"The house we hope to build is not for my generation but for yours. It is your future that matters. And I hope that when you are my age, you will be able to say as I have been able to say: We lived in freedom. We lived lives that were a statement, not an apology."


Tuesday, October 16, 2007

The Death of Chief Illiniwek

Last year the University of Illinois finally capitulated to pressure from liberal activists and state Democratic politicians—the traditional officers of the Political Correctness police force—to sack the school mascot Chief Illiniwek, whose existence and traditional dance during halftime of UI football games was deemed by critics to be insulting to Native Americans. The NCAA even went so far as to label the Chief to be one of the nation’s "hostile and abusive racial/ethnic national origin mascots."

This makes no sense and is indeed counter-intuitive and basely illogical. A simple question and its answer exposes this as truth: Why does a team or school adopt a mascot of any kind? To identify themselves with the region they are from and/or to inspire their members and supporters. No one adopts a nickname and mascot for themselves that is insulting or demeaning of another group or entity, for to identify themselves by an insulting and demeaning nickname is to insult and demean themselves. As UI alumnus Robert Novak points out, "colleges all over America adopted Indian nicknames, symbols, and mascots for their football teams--not to mock the country's defeated native population but to inspire warrior-like fierceness on the gridiron."

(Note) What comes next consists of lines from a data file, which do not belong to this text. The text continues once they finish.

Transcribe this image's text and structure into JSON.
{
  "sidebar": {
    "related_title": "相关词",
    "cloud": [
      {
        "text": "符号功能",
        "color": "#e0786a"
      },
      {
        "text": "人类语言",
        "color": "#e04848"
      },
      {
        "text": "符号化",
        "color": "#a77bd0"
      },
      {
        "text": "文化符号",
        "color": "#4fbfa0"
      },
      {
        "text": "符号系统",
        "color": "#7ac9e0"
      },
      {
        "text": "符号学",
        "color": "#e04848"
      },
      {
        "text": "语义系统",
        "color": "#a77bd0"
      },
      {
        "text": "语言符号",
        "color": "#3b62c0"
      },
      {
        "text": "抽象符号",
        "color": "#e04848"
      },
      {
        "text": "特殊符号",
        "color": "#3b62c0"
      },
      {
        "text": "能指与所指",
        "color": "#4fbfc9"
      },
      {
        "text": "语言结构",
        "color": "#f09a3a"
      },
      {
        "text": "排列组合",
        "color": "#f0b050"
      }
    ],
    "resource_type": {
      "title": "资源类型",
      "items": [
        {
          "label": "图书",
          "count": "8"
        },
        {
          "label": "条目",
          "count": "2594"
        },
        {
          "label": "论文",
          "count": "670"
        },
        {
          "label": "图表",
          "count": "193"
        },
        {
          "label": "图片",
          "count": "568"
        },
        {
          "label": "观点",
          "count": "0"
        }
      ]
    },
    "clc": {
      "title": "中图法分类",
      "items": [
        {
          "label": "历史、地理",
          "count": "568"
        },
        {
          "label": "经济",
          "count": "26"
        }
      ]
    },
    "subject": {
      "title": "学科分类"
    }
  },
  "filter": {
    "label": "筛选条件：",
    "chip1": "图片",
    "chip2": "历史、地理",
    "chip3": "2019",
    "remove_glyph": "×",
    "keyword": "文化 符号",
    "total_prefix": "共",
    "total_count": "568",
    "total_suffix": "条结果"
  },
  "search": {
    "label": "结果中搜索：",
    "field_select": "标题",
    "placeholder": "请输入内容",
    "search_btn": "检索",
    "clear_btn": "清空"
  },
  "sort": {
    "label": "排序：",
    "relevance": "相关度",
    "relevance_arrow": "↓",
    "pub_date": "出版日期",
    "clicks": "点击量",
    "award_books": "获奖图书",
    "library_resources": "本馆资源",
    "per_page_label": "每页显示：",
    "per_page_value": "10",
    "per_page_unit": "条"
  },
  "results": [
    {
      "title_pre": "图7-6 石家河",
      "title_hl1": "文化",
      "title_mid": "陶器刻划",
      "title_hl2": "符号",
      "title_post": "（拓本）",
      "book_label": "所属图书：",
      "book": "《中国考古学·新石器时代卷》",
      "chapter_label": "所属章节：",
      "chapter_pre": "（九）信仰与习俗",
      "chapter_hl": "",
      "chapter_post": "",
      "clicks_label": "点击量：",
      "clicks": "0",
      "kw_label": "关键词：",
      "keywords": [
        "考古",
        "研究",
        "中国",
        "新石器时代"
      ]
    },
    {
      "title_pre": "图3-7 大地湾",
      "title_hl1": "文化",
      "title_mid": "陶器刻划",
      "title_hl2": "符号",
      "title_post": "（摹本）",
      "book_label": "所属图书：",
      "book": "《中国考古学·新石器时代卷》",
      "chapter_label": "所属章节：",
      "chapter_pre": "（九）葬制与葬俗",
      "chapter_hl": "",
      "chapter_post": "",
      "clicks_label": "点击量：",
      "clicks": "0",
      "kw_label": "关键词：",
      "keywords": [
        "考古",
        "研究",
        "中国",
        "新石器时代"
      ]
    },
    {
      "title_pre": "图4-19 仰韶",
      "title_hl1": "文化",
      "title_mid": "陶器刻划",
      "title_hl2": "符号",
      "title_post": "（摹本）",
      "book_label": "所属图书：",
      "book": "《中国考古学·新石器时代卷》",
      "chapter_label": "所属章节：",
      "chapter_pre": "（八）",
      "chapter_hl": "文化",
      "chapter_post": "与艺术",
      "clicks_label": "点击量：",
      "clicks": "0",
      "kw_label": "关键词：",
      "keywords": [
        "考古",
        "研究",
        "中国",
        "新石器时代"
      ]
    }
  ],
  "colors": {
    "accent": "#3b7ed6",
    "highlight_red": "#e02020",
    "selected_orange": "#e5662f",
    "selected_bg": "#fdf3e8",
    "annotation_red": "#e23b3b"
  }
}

Beyond just this simple exercise in flat illogic is the hypocrisy and shallowness within the movement to remove Indian nicknames and mascots from schools and sports teams. Why is the nickname "Indians", "Braves", or "Redskins" culturally and ethnically insulting while a nickname such as the "Fighting Irish", complete with a pugnacious and diminutive leprechaun as its mascot, not insulting to Irish-Americans? What’s the difference?

There isn’t one.

Political Correctness and its tyrannical police force have run amok in this country, attempting to stifle, as Mr. Novak eloquently writes, the human spirit with its "dead hand."

Those P.C. police have indeed won and the Chief is dead, but the political correctness which killed him ought to share his fate.